The establishment at which Jenna, Becky and Dawn serve and wait is called Joe’s Diner and there is indeed a Joe, pleasantly played by Richard Kline: a white-haired old gent who at first seems crusty but turns out soft- centred. Another of the show’s curiosities is that for much of the evening he seems to be just a customer, if perhaps more habitual than most; only towards the end, when he’s needed to tidy things up (metaphorically speaking) is his proprietorial status made clear. Up to then, the boss seems to be Cal, the burly head cook, who certainly acts, or is acted, as if he owns the joint. He is also the lover for whom Becky has run her red light, something we only learn quite late in the night; earlier on our most memorable sight of the two of them together has been more in the zone of industrial conflict, with Melody A. Betts’ Becky squaring rebelliously up to Ryan G. Dunkin’s hulking Cal: a confrontation rendered more piquant by the fact that her eyeline is just about level with his midriff. As the more toxic male Earl, Jeremy Woodard effectively alternates needy with menacing. Dawn Bless is a laconic stand-out as Dr Pomatter’s nurse, continually intruding on the physician-patient trysts with a raised eyebrow that signals disapproval, tolerance and complicity, all at the same time.

Jenna has dreams of entering and winning a baking contest in the presumably nearby metropolis of Springfield (which, as in The Simpsons and probably in homage to it, could be nearby anywhere).  This plot-strand proves rather frustrating, ignoring the Chekhovian dictum that if you bake a pie in the first act, you should eat in the last. Or something like that. Sometimes the musical suffers by being too much like a musical. It’s fun when a trio of incipient moms welcome Jenna to pregnancy in a number that begins with a knock-knock joke and is actually called “Club Knocked Up”. It just seems mannered when they hang around, shadowing her every future move. It’s similarly distracting when the diner’s clientele turn themselves into a corps de ballet every chance they get. Not everything has to be danced. The sound-system, as so often with touring shows, is muddy. I had to consult the cast album to confirm my enthusiasm for the lyrics, though even there the words are too often buried under over-busy arrangements.

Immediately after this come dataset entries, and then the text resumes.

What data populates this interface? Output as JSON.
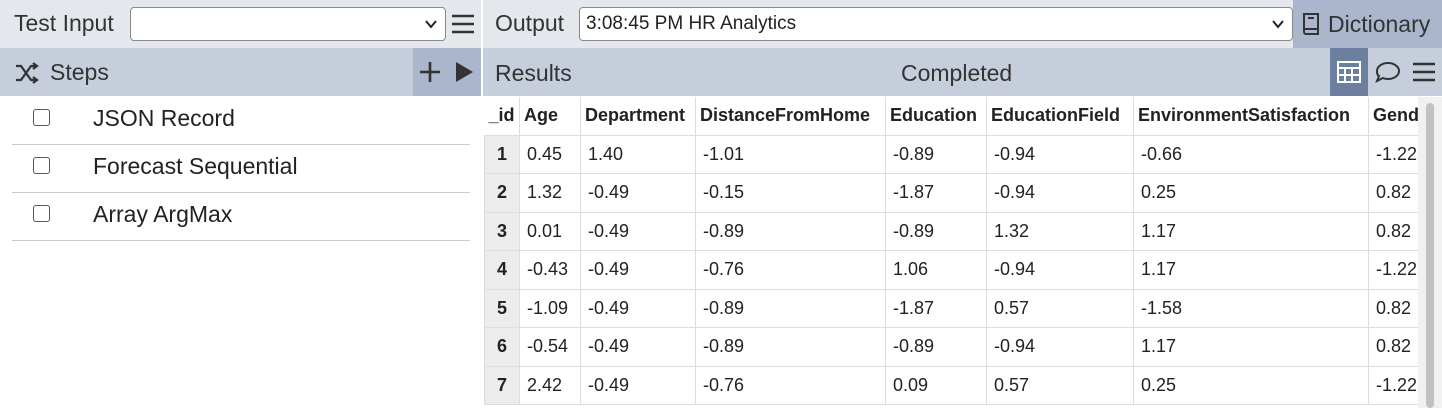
{
  "toolbar": {
    "test_input_label": "Test Input",
    "output_label": "Output",
    "output_value": "3:08:45 PM HR Analytics",
    "dictionary_button": "Dictionary"
  },
  "steps_header": {
    "title": "Steps"
  },
  "steps": [
    "JSON Record",
    "Forecast Sequential",
    "Array ArgMax"
  ],
  "results_header": {
    "title": "Results",
    "status": "Completed"
  },
  "table": {
    "columns": [
      "_id",
      "Age",
      "Department",
      "DistanceFromHome",
      "Education",
      "EducationField",
      "EnvironmentSatisfaction",
      "Gender"
    ],
    "rows": [
      [
        "1",
        "0.45",
        "1.40",
        "-1.01",
        "-0.89",
        "-0.94",
        "-0.66",
        "-1.22"
      ],
      [
        "2",
        "1.32",
        "-0.49",
        "-0.15",
        "-1.87",
        "-0.94",
        "0.25",
        "0.82"
      ],
      [
        "3",
        "0.01",
        "-0.49",
        "-0.89",
        "-0.89",
        "1.32",
        "1.17",
        "0.82"
      ],
      [
        "4",
        "-0.43",
        "-0.49",
        "-0.76",
        "1.06",
        "-0.94",
        "1.17",
        "-1.22"
      ],
      [
        "5",
        "-1.09",
        "-0.49",
        "-0.89",
        "-1.87",
        "0.57",
        "-1.58",
        "0.82"
      ],
      [
        "6",
        "-0.54",
        "-0.49",
        "-0.89",
        "-0.89",
        "-0.94",
        "1.17",
        "0.82"
      ],
      [
        "7",
        "2.42",
        "-0.49",
        "-0.76",
        "0.09",
        "0.57",
        "0.25",
        "-1.22"
      ]
    ]
  }
}
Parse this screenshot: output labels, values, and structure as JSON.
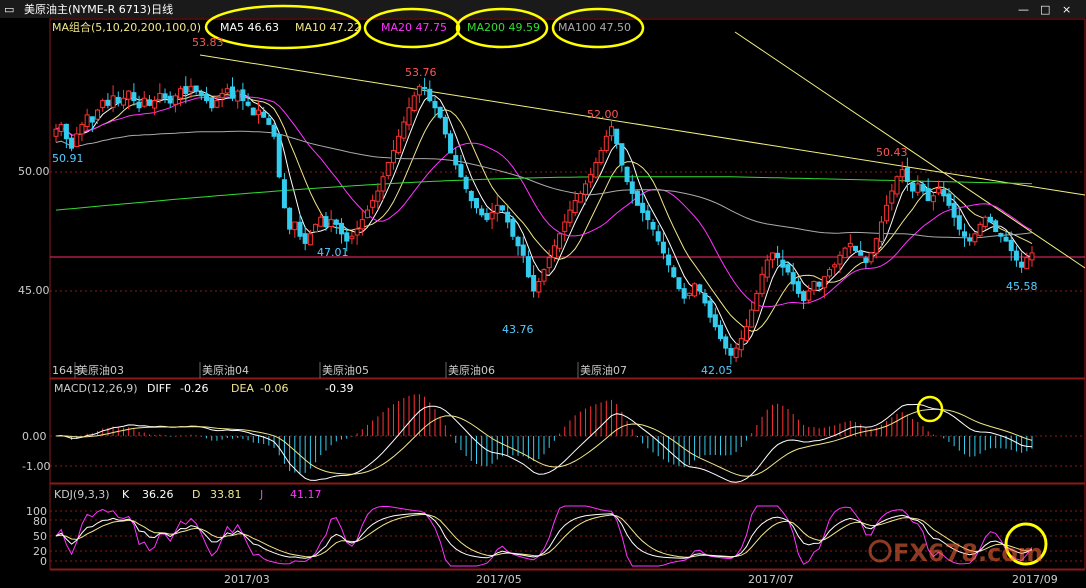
{
  "window": {
    "title": "美原油主(NYME-R 6713)日线",
    "controls": [
      "—",
      "□",
      "×"
    ]
  },
  "main_legend": {
    "prefix": "MA组合(5,10,20,200,100,0)",
    "items": [
      {
        "label": "MA5",
        "value": "46.63",
        "color": "#ffffff"
      },
      {
        "label": "MA10",
        "value": "47.22",
        "color": "#f0e68c"
      },
      {
        "label": "MA20",
        "value": "47.75",
        "color": "#ff33ff"
      },
      {
        "label": "MA200",
        "value": "49.59",
        "color": "#33dd33"
      },
      {
        "label": "MA100",
        "value": "47.50",
        "color": "#aaaaaa"
      }
    ]
  },
  "price_axis": {
    "ticks": [
      "50.00",
      "45.00"
    ]
  },
  "price_annotations": [
    {
      "text": "53.83",
      "color": "#ff5555"
    },
    {
      "text": "53.76",
      "color": "#ff5555"
    },
    {
      "text": "52.00",
      "color": "#ff5555"
    },
    {
      "text": "50.43",
      "color": "#ff5555"
    },
    {
      "text": "50.91",
      "color": "#55ccff"
    },
    {
      "text": "47.01",
      "color": "#55ccff"
    },
    {
      "text": "43.76",
      "color": "#55ccff"
    },
    {
      "text": "42.05",
      "color": "#55ccff"
    },
    {
      "text": "45.58",
      "color": "#55ccff"
    }
  ],
  "contract_labels": [
    "1643",
    "美原油03",
    "美原油04",
    "美原油05",
    "美原油06",
    "美原油07"
  ],
  "macd": {
    "label": "MACD(12,26,9)",
    "items": [
      {
        "label": "DIFF",
        "value": "-0.26"
      },
      {
        "label": "DEA",
        "value": "-0.06"
      },
      {
        "label": "",
        "value": "-0.39"
      }
    ],
    "ticks": [
      "0.00",
      "-1.00"
    ]
  },
  "kdj": {
    "label": "KDJ(9,3,3)",
    "items": [
      {
        "label": "K",
        "value": "36.26",
        "color": "#ffffff"
      },
      {
        "label": "D",
        "value": "33.81",
        "color": "#f0e68c"
      },
      {
        "label": "J",
        "value": "41.17",
        "color": "#ff33ff"
      }
    ],
    "ticks": [
      "100",
      "80",
      "50",
      "20",
      "0"
    ]
  },
  "x_axis": {
    "ticks": [
      "2017/03",
      "2017/05",
      "2017/07",
      "2017/09"
    ]
  },
  "watermark": "FX678.com",
  "chart_data": {
    "type": "candlestick",
    "title": "美原油主(NYME-R 6713)日线",
    "colors": {
      "up": "#ff3333",
      "down": "#33ccee",
      "grid": "#882222"
    },
    "closes": [
      51.8,
      52.0,
      51.4,
      51.0,
      51.6,
      52.0,
      52.4,
      52.1,
      52.6,
      53.0,
      52.8,
      53.2,
      52.9,
      53.1,
      53.4,
      53.0,
      52.7,
      53.1,
      52.8,
      53.0,
      53.3,
      53.1,
      52.9,
      53.2,
      53.5,
      53.3,
      53.6,
      53.4,
      53.2,
      53.0,
      52.7,
      53.0,
      53.3,
      53.5,
      53.1,
      53.4,
      53.0,
      52.8,
      52.4,
      52.6,
      52.3,
      52.0,
      51.5,
      49.8,
      48.5,
      47.6,
      47.9,
      47.3,
      47.0,
      47.4,
      47.8,
      48.1,
      47.7,
      48.0,
      47.8,
      47.4,
      47.1,
      47.3,
      47.6,
      48.0,
      48.4,
      48.8,
      49.2,
      49.8,
      50.4,
      50.9,
      51.5,
      52.1,
      52.7,
      53.2,
      53.6,
      53.5,
      53.0,
      52.7,
      52.3,
      51.6,
      50.8,
      50.3,
      49.8,
      49.3,
      48.8,
      48.5,
      48.2,
      48.0,
      48.3,
      48.6,
      48.4,
      47.9,
      47.3,
      46.9,
      46.5,
      45.6,
      45.0,
      45.4,
      45.9,
      46.4,
      46.9,
      47.4,
      47.9,
      48.4,
      48.8,
      49.1,
      49.5,
      49.9,
      50.4,
      50.9,
      51.5,
      51.9,
      51.2,
      50.3,
      49.6,
      49.1,
      48.6,
      48.3,
      48.0,
      47.6,
      47.1,
      46.6,
      46.1,
      45.6,
      45.1,
      44.7,
      44.9,
      45.3,
      45.0,
      44.5,
      43.9,
      43.5,
      43.0,
      42.6,
      42.3,
      42.6,
      43.0,
      43.5,
      44.2,
      44.9,
      45.7,
      46.3,
      46.6,
      46.4,
      46.0,
      45.8,
      45.3,
      44.9,
      44.6,
      45.0,
      45.4,
      45.2,
      45.6,
      45.9,
      46.1,
      46.5,
      46.8,
      47.0,
      46.7,
      46.5,
      46.2,
      46.6,
      47.2,
      47.9,
      48.6,
      49.2,
      49.8,
      50.1,
      49.6,
      49.2,
      49.5,
      49.2,
      48.8,
      49.0,
      49.3,
      49.0,
      48.6,
      48.1,
      47.6,
      47.3,
      47.1,
      47.4,
      47.8,
      48.1,
      47.9,
      47.5,
      47.3,
      47.1,
      46.7,
      46.3,
      46.0,
      46.4,
      46.6
    ]
  }
}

Talking of lyrics: there’s already a classic musical involving waitresses. This is The Most Happy Fella (1956) in whose opening song, “Ooh! My Feet!”, the HBF tallies up her vocational aches and pains, reaching a spectacular pinnacle of colloquial compactness and internal rhyme with “This little piggy feels the weight of the plate Though the freight’s just an order of Melba toast”.

Well, nobody expects Sara Bareilles to turn overnight into Frank Loesser.